L’éditorial de Biladi

editorial_biladiRMI Biladi – La société nationale industrielle et minière (SNIM) se débat dans une crise sociale sans précédent depuis plus de quarante jours. Un conflit oppose l’administrateur directeur général de la SNIM aux travailleurs de celle-ci. L’autorité publique a pris manifestement partie pour l’administrateur.

La SNIM est immobilisée. C’est toute une économie nationale qui s’enlise. Et dont les conséquences néfastes risquent de s’éterniser encore quelque temps même au-delà de la fin de la crise. La SNIM a pourtant survécu à la guerre du Sahara Occidental, 1975-1978.

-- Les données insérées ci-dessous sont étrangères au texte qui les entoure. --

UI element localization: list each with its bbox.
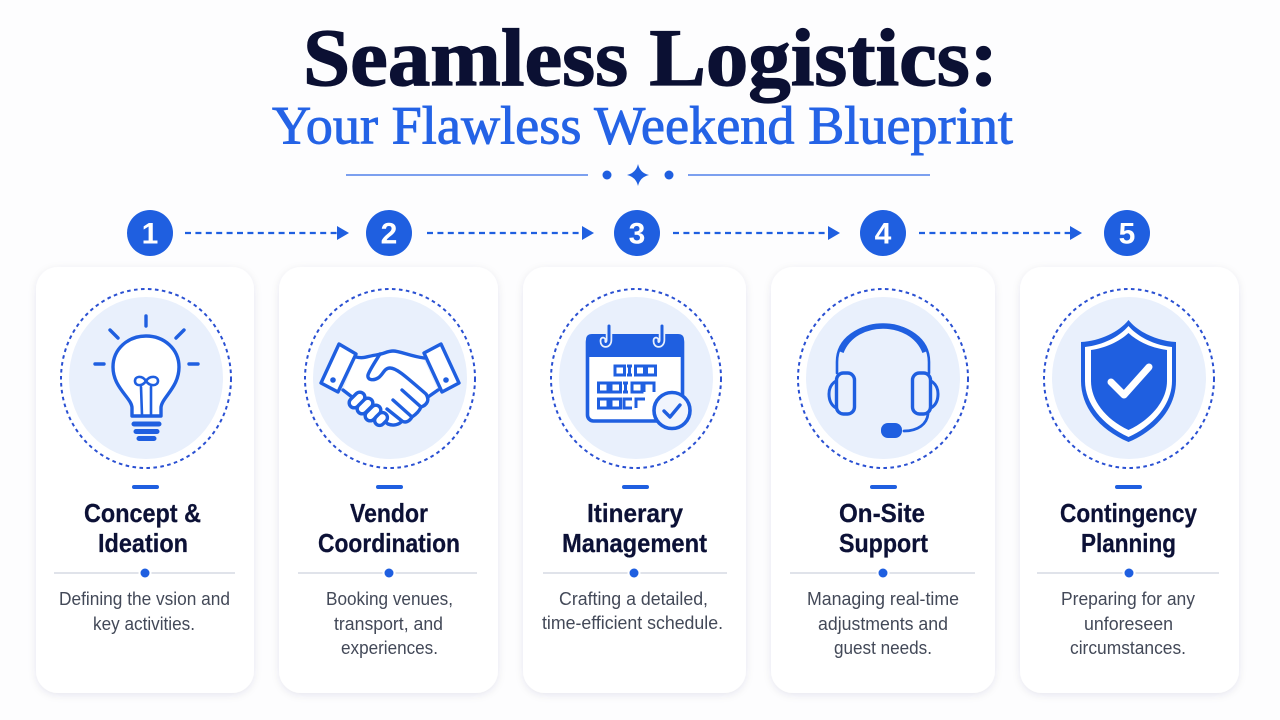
heading: Management — [562, 528, 707, 558]
icon: handshake — [321, 344, 459, 427]
description — [326, 588, 453, 658]
description — [542, 588, 723, 633]
step 1 badge: 1 — [142, 218, 158, 250]
title: Seamless Logistics: — [303, 12, 998, 103]
heading: Itinerary — [587, 498, 683, 528]
description: unforeseen — [1084, 613, 1173, 634]
accent bar — [376, 485, 403, 489]
arrow 4 to 5 — [919, 226, 1082, 240]
description — [1061, 588, 1196, 658]
step 4 badge: 4 — [875, 218, 892, 250]
description: Preparing for any — [1061, 588, 1196, 609]
description: Crafting a detailed, — [559, 588, 708, 609]
description — [807, 588, 959, 658]
arrow 1 to 2 — [185, 226, 349, 240]
heading: Coordination — [318, 528, 460, 558]
heading: On-Site — [839, 498, 925, 528]
accent bar — [132, 485, 159, 489]
panel: itinerary management — [523, 267, 746, 693]
panel: concept and ideation — [36, 267, 254, 693]
heading — [562, 498, 707, 558]
heading — [839, 498, 928, 558]
panel: on-site support — [771, 267, 995, 693]
panel: contingency planning — [1020, 267, 1239, 693]
step 5 badge: 5 — [1119, 218, 1135, 250]
description: experiences. — [341, 637, 438, 658]
step 3 badge: 3 — [629, 218, 645, 250]
arrow 2 to 3 — [427, 226, 594, 240]
icon: headset — [829, 325, 938, 438]
icon: light bulb — [95, 316, 198, 438]
description: time-efficient schedule. — [542, 612, 723, 633]
ornament divider — [346, 164, 930, 186]
description: Managing real-time — [807, 588, 959, 609]
heading: Support — [839, 528, 928, 558]
heading — [84, 498, 201, 558]
description: circumstances. — [1070, 637, 1186, 658]
description: Booking venues, — [326, 588, 453, 609]
accent bar — [870, 485, 897, 489]
subtitle: Your Flawless Weekend Blueprint — [272, 96, 1013, 156]
step 5 badge — [1104, 210, 1150, 256]
accent bar — [1115, 485, 1142, 489]
description: guest needs. — [834, 637, 932, 658]
step 2 badge — [366, 210, 412, 256]
heading: Concept & — [84, 498, 201, 528]
heading: Vendor — [350, 498, 428, 528]
description: key activities. — [93, 613, 195, 634]
step 1 badge — [127, 210, 173, 256]
description: transport, and — [334, 613, 443, 634]
description: Defining the vsion and — [59, 588, 230, 609]
description: adjustments and — [818, 613, 948, 634]
description — [59, 588, 230, 634]
icon: calendar — [586, 326, 690, 428]
arrow 3 to 4 — [673, 226, 840, 240]
panel: vendor coordination — [279, 267, 498, 693]
step 2 badge: 2 — [381, 218, 397, 250]
heading: Ideation — [98, 528, 188, 558]
step 4 badge — [860, 210, 906, 256]
heading — [1060, 498, 1197, 558]
heading: Planning — [1081, 528, 1176, 558]
icon: shield — [1081, 320, 1176, 442]
heading: Contingency — [1060, 498, 1197, 528]
accent bar — [622, 485, 649, 489]
step 3 badge — [614, 210, 660, 256]
heading — [318, 498, 460, 558]
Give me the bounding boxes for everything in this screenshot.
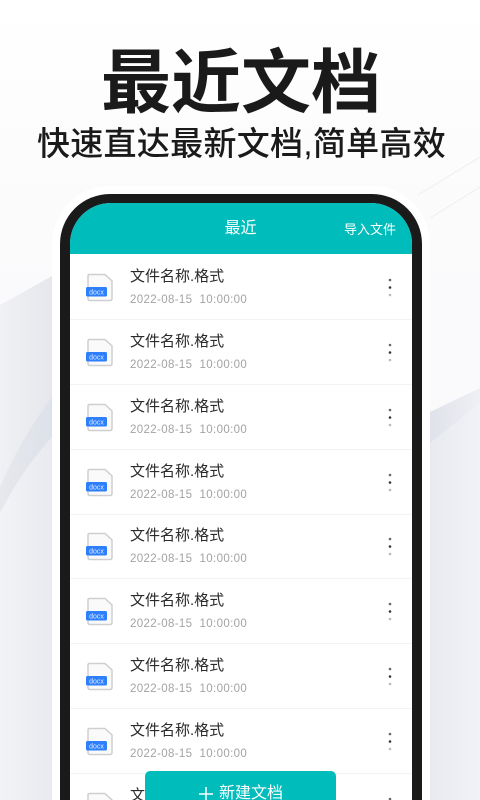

Une guerre, on s’en souvient, qui faisait rage et désolation au cœur de l’environnement vital de la société minière. Le train minéralier a résisté et n’a cessé de faire son chemin sur la bande frontalière, alors ligne de front d’une guerre destructrice. Le fer s’embarquait de Zouerate. Se débarquait à Nouadhibou. Sous le feu.

Aujourd’hui, la SNIM s’effondre, perd chaque jour des millions de dollars. Son avenir se compromet. Son horizon s’obscurcit. Et par-delà celui de tout un pays et de toute une économie. Pourtant, la SNIM a connu ces dernières années une embellie. Une période qu’on a passé à chanter. Et s’enorgueillir, telle la cigale, de la chaleur estivale. On n’a pas songé un instant à l’hiver terrifiant et ce qu’il porterait dans ses flancs !

On cherche le coupable d’une gestion catastrophique, qui n’engage pas seulement le premier citoyen du pays, qui a fermé l’œil connivent, que la personne de l’administrateur directeur général de la SNIM.

L’autorité publique, pour venir en aide à son intouchable, on ne sait pour quel intérêt suprême, rameute les médias, inféode les journalistes et s’active déjà à faire prévaloir la langue de bois, en dépêchant une équipe de la télévision publique et une autre semi-publique, pour masquer la vérité et vendre, à l’opinion, une version officielle qui n’emballe plus personne, aujourd’hui. Et en laquelle, personne ne croit, non plus, un seul instant.

Ce qui se passe à la SNIM est une affaire de responsabilité. L’actuel administrateur de la SNIM, quelle que soit la sympathie que lui trouve la plus haute autorité du pays, a tout simplement échoué dans sa gestion de la crise. Il a échoué, le premier jour de l’éclatement de celle-ci. Il a échoué tout au long de la crise. Et son échec, il doit le porter, l’assumer. Rien ne saurait l’en soustraire.